Он никогда не знал, что можно жить без единой капли крови в теле, ничего не чувствуя, но все понимая. Понимая, что сопротивляться бессмысленно, за тебя уже решили все, а ты лежишь в чужом доме, растопырив, как раненый волк, огромные локаторы-уши, и слушаешь мир. Он входит в тебя как воспоминание о голосах: женских, мужских, детских, ты их почти не разделяешь, у тебя нет к ним отношения, они звучат как хор, ты ничего не знаешь о поющих, но музыку ты слышишь и желаешь, чтобы она длилась вечно, чтобы у них хватило сил не останавливаться, продолжать петь. Потому что ты просто в неведении, что будет дальше. Ты никак не рискнешь остаться наедине с собой, потому что не представляешь — кто же ты теперь сам. И вообще жалко, ты удивляешься — так много наработано, а взять с собой нечего, нечем взять, даже посмотреть нечем, зрение иссякло, одно сознание. Сопротивляться бессмысленно, да и нечем сопротивляться, кровь ушла, жизнь ушла.

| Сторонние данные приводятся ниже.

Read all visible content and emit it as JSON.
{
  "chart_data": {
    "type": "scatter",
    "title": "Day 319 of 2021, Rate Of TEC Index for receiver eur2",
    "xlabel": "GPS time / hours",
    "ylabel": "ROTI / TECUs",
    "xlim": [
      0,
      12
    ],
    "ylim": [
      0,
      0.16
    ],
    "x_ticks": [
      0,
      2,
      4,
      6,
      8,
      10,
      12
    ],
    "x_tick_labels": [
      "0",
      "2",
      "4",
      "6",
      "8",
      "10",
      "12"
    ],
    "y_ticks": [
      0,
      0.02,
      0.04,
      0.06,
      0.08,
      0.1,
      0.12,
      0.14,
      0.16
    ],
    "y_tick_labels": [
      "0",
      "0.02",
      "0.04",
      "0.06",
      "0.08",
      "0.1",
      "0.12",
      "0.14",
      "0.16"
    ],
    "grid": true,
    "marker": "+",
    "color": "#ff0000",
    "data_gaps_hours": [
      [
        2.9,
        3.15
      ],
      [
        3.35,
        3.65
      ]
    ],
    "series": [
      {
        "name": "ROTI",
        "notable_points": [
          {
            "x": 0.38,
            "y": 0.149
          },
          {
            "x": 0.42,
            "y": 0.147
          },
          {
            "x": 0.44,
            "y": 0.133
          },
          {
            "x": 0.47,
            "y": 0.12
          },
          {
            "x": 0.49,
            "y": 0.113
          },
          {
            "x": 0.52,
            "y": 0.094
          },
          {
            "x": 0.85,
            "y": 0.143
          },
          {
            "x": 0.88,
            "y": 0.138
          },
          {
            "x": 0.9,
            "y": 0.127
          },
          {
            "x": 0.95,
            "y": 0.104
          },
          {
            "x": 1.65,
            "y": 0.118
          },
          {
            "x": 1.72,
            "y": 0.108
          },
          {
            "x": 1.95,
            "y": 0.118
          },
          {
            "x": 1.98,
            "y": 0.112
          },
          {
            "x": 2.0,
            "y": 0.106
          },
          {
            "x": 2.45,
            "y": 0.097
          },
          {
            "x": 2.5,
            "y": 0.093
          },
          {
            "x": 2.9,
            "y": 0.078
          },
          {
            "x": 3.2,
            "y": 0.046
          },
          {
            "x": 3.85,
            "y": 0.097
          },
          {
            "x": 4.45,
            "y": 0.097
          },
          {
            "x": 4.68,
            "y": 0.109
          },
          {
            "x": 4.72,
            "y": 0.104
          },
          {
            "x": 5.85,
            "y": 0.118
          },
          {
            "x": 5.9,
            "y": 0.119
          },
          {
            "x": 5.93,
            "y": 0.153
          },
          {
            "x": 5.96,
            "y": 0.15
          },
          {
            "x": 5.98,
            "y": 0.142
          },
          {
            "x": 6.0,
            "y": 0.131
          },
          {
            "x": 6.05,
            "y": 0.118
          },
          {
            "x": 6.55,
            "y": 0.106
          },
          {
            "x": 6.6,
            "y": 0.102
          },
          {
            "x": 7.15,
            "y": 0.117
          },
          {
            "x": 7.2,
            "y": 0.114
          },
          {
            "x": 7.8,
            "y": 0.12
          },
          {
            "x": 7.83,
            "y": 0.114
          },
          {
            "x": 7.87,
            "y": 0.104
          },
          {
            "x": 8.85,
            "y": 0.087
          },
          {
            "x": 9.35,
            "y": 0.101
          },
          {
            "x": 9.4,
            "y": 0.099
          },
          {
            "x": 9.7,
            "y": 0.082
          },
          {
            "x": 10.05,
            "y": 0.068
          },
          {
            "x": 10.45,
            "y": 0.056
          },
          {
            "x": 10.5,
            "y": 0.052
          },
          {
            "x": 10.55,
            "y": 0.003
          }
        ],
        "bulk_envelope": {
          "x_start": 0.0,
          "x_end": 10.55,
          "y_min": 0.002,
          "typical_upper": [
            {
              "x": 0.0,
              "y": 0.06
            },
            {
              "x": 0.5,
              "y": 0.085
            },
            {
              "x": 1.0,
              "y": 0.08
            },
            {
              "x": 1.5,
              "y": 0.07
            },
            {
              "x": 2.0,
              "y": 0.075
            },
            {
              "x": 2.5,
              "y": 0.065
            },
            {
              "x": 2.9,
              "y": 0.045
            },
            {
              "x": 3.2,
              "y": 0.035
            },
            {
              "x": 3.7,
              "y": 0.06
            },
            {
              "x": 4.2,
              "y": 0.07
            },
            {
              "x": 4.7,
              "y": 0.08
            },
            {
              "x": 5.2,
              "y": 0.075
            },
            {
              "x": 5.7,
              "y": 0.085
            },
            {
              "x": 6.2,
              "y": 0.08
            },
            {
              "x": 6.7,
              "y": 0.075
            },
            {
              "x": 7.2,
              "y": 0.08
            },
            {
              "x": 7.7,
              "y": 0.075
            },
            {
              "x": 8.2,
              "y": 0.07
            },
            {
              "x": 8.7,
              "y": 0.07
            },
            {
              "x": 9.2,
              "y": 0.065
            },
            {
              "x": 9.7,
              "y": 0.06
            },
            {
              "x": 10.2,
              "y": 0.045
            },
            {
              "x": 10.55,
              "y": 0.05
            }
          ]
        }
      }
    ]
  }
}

А на тебя смотрит в окно небо. Вглядываться нет необходимости, оно само опустится на тебя, как второе сознание, прильнет к тебе и начнет шептать, шептать, не добавляя новых сил, но и не лишая прежних, оно просто не оставит тебя в одиночестве. Оно не подсвечено солнцем, а ровное, синевато-серое, чтобы не обеспокоить тебя, ты лежишь, завернутый в небо, и тебе спокойно.
Ах, наконец-то тебе спокойно, мой друг, тебе спокойно. Тебе спокойно день-два, когда уже неясно, спишь ты или беседуешь с небом, а потом вдруг — толчок, пробуждение, ты понимаешь, что остался жив, и начинаешь испытывать беспокойство, что это ненадолго и ты скоро умрешь еще раз, ты забываешь о небе и лихорадочно начинаешь думать о себе, ты обнаруживаешь симптомы выздоровления и страшно боишься их потерять.
И небо отказывается от тебя. Ты можешь радоваться или огорчаться, но оно отказывается от тебя, суетливого, и возвращается на прежнее место, высоко-высоко, становится недосягаемым.
А ты просыпаешься на больничной койке, садишься, вставляешь босые ноги в шлепанцы, зовешь в темноте кого-то, все равно кого, потому что подойдет живой и все начнется сначала.
— Согрей меня, согрей, — попросил он. — Да согрей же, пожалуйста.
Его бил озноб, она забралась к нему под одеяло и щуплым своим телом, холодными ручонками пыталась согреть его, нерешительно, боясь сделать ему больно, не зная, с какой силой можно прижаться к нему, чтобы не сделать больно. А он ничего не мог, только прислушиваться к тщетным попыткам этого худенького тела согреть его.